2013-12-04 13:49:52 by Vic:

I was just making fun of the fact that Connery doesn't do accents. He's played characters of various cultures in the past, all of which seem to have a Scottish accent. Also, and I'm not an expert, he seemed to even be speaking Russian with a Scottish accent in the early part of the film.

2013-12-14 18:58:45 by ThatGuy:

A similar movie that's often overlooked is Phantom. Came out last year and it's pretty similar to Red October. Also, fits all your criteria. The only "implausible" technology is the "Phantom Drive" which acts as a very advanced ECM device. And it has well defined limitations and abilities. The characters are highly competent, the environment believable, and while there is a bit of dumbing down it's minor and easily overlooked.

2014-01-05 13:25:27 by Jed:

I think it was Bruce Sterling who said that a thriller is a SF story that includes the President of the United States.
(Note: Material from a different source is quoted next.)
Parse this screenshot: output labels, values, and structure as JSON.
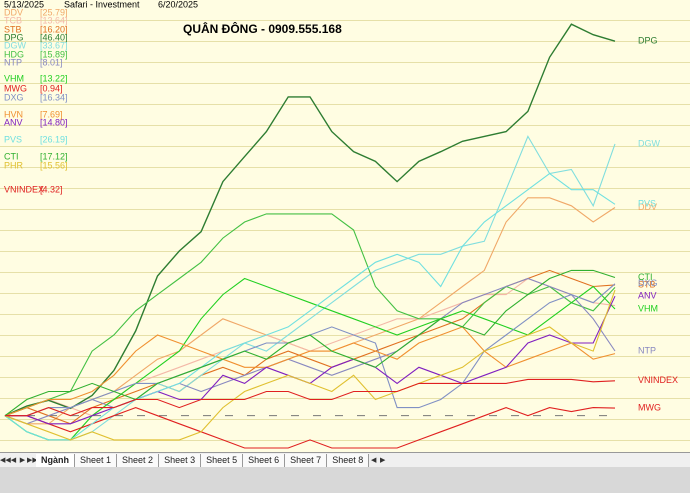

POTUS does appear in the novel, but is replaced in the film by his National Security Advisor. (Without changing his lines, apparently: "Listen, I'm a politician, which means I'm a cheat and a liar, and when I'm not kissing babies I'm stealing their lollipops").
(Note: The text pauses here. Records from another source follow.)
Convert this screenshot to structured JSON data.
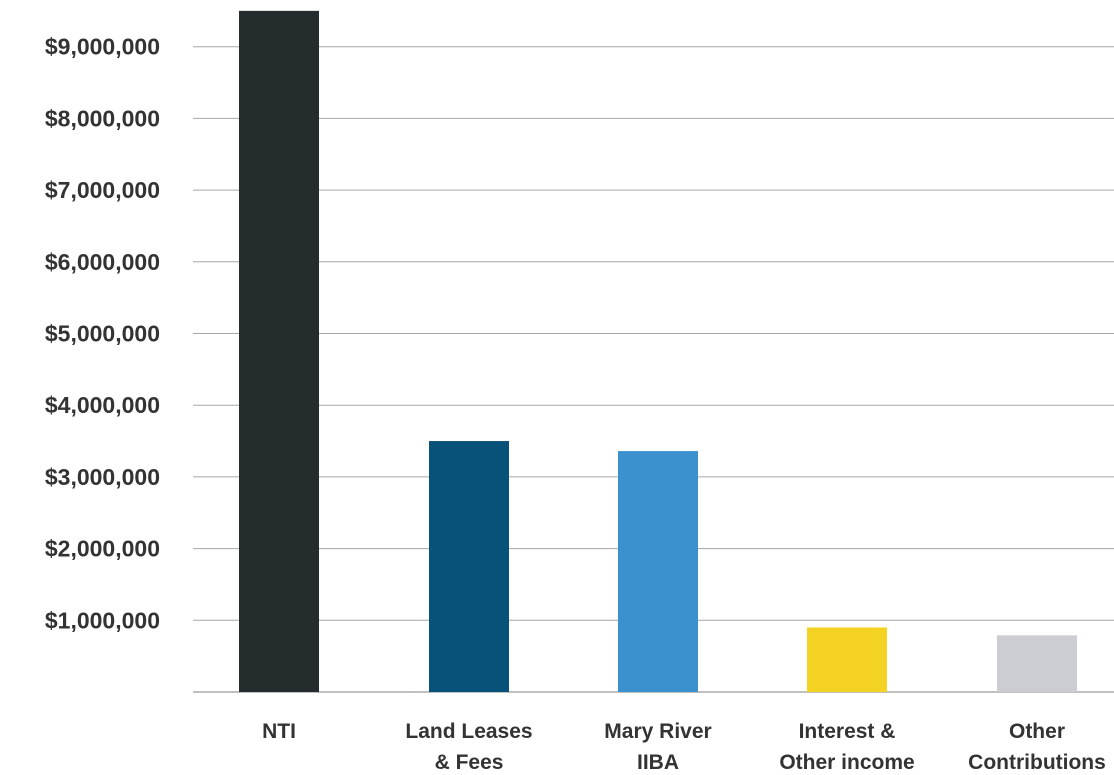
{
  "chart_data": {
    "type": "bar",
    "categories": [
      [
        "NTI"
      ],
      [
        "Land Leases",
        "& Fees"
      ],
      [
        "Mary River",
        "IIBA"
      ],
      [
        "Interest &",
        "Other income"
      ],
      [
        "Other",
        "Contributions"
      ]
    ],
    "values": [
      9500000,
      3500000,
      3360000,
      900000,
      790000
    ],
    "colors": [
      "#252c2d",
      "#08527a",
      "#3a91cd",
      "#f4d222",
      "#cbcdd3"
    ],
    "yticks": [
      "$1,000,000",
      "$2,000,000",
      "$3,000,000",
      "$4,000,000",
      "$5,000,000",
      "$6,000,000",
      "$7,000,000",
      "$8,000,000",
      "$9,000,000"
    ],
    "ytick_values": [
      1000000,
      2000000,
      3000000,
      4000000,
      5000000,
      6000000,
      7000000,
      8000000,
      9000000
    ],
    "ylim": [
      0,
      9500000
    ],
    "title": "",
    "xlabel": "",
    "ylabel": "",
    "grid": true,
    "legend": "none"
  }
}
2014-07-05 08:03:59 by Mark:

Love your blog. Thank you! One example of "explaining things to the audience" that did happen in the movie was when Seaman Jones got the first contact from the Red October. From the IMDB "goofs" page for the movie (http://www.imdb.com/title/tt0099810/goofs): 'When seamen Jones first hears the Red October he says ..."We hit a boomer coming out of the barn" and then says "probably a missile boat out of Polijarny." In U.S. submarine slang 'boomer' means a missile boat and 'the barn' was slang for the Polijarny inlet in Russia. Seaman Jones repeated himself, obviously for the understanding of the audience but not something that would be done on a U.S. missile sub.' And, is the caterpillar drive really "impossible," or merely unfeasible?

2014-07-05 11:07:37 by qntm:

Actually I seem to recall that the caterpillar drive is technically possible but in practice it actually makes a huge amount of noise, or uses a huge amount of power, or something like that.
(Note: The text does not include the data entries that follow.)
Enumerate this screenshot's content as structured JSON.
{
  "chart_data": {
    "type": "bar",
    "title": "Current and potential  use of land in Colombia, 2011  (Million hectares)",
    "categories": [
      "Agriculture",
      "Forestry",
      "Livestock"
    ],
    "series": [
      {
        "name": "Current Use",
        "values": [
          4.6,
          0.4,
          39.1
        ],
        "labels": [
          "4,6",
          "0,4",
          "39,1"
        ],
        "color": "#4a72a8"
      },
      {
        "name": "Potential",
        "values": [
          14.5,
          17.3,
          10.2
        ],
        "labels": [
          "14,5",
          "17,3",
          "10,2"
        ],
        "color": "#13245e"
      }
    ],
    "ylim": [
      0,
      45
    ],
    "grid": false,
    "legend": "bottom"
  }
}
2015-10-04 23:05:02 by Fred:

A couple of years after the book came out, I had taken on a job as an engineer at a couple that built simulators for the Navy. When I asked how to learn about some of the concepts, I was told to go read the book, as it provided a very accurate depiction of the concepts we were dealing with. It was a fictional novel, filled with science fact.

2016-11-04 02:48:43 by Stan De Leeuw:

I agree with both your premises about Science Fiction and its use in this film with one exception.... Just as helicopters...in daVinci's drawings...seemed impossible so to is that Caterpillar drive! It is said that fiction is often the vehicle of TRUTH! And Science fiction has certainly proved that truism, has it not?

2022-03-07 05:29:18 by Joshua:

So this is out of date. Somebody did make a working caterpillar drive (the movie version) and used it to get from San Fransisco to Hawaii. It has no moving parts but provides propulsion. The power rate is actually quite good; apparently better than propellers for the same distance traveled; however the speed is terrible. You get about three knots. Saw it on the news a few years ago. They called it something else; but I recognized it when I saw it.

2023-08-05 21:47:02 by Greer:

“It's customary in a film set in an unfamiliar environment - as much of science fiction is - to throw in a viewer surrogate character.” Ryan is the surrogate character.

2023-08-05 23:41:00 by qntm:

Sure, but he's competent and experienced. He isn't bumbling around asking basic questions about how torpedo safety ranges work.